2009 — deux gars et une camionnette
Marc et Tom se sont rencontrés chez un grand constructeur, où ils passaient plus de temps à remplir des rapports qu’à réparer des ascenseurs. En 2009 ils louent un garage rue de Neudorf, rachètent une camionnette d’occasion et signent leur premier contrat : une résidence de douze lots à Bonnevoie. Elle est toujours cliente.
2014 — l’atelier du Kirchberg
Le stock de pièces ne tenait plus dans le garage. Nous déménageons rue Erasme, au Kirchberg, avec un vrai atelier et un stock de pièces d’usure — galets, contacts, patins, cartes de manœuvre pour les cinq marques que nous suivons.
Ce stock est notre différence la plus concrète : huit dépannages sur dix se terminent le jour même, parce que la pièce est déjà dans la camionnette.
Aujourd’hui — neuf salariés, 342 appareils
Nous n’avons jamais sous-traité une intervention. Pas par principe moral : parce qu’un sous-traitant ne connaît pas l’historique de l’appareil, et qu’un ascenseur se répare avec de la mémoire autant qu’avec des outils.
Le technicien qui décroche le téléphone à 3 h du matin est celui qui a fait la dernière visite préventive. Il sait déjà ce qu’il va trouver.
Ce que nous refusons de faire
- Les contrats à reconduction tacite de cinq ans. Nos contrats sont annuels avec trois mois de préavis. Un client qui reste parce qu’il ne peut pas partir n’est pas un client satisfait.
- Les pièces « adaptées » sur les organes de sécurité. Un parachute, un limiteur de vitesse, un contact de porte : c’est de l’origine, ou rien.
- Vendre un remplacement complet sans avoir ouvert le treuil. Il nous arrive de conclure qu’un appareil n’a besoin de rien. C’est arrivé deux fois cette année.

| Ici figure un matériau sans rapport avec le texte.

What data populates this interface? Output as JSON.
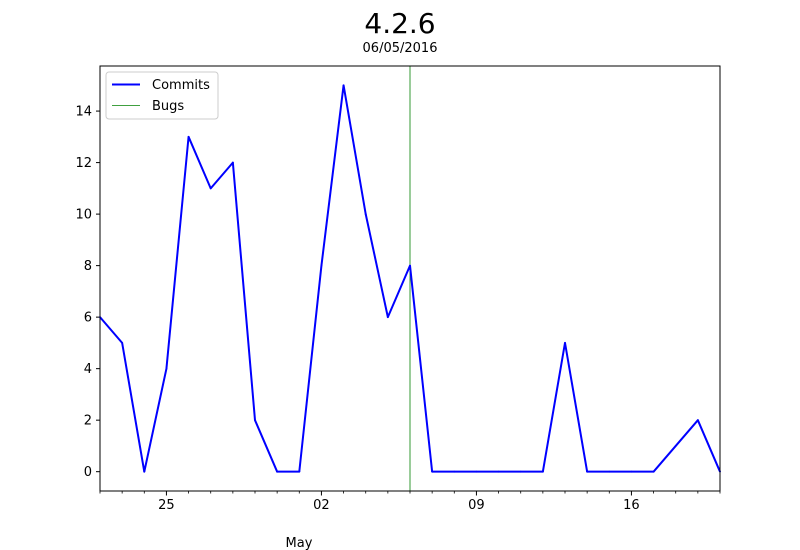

- Promettre trente minutes partout. À Diekirch, c’est cinquante-cinq. Nous préférons le dire que de le découvrir ensemble.
Nos clients
Des syndics et gestionnaires d’immeubles, des promoteurs, des établissements recevant du public, des sites logistiques, et des particuliers pour le maintien à domicile. Le plus petit contrat que nous ayons : un monte-plats dans un restaurant de la Ville-Haute. Le plus gros : un parc de vingt-deux appareils sur trois immeubles au Kirchberg.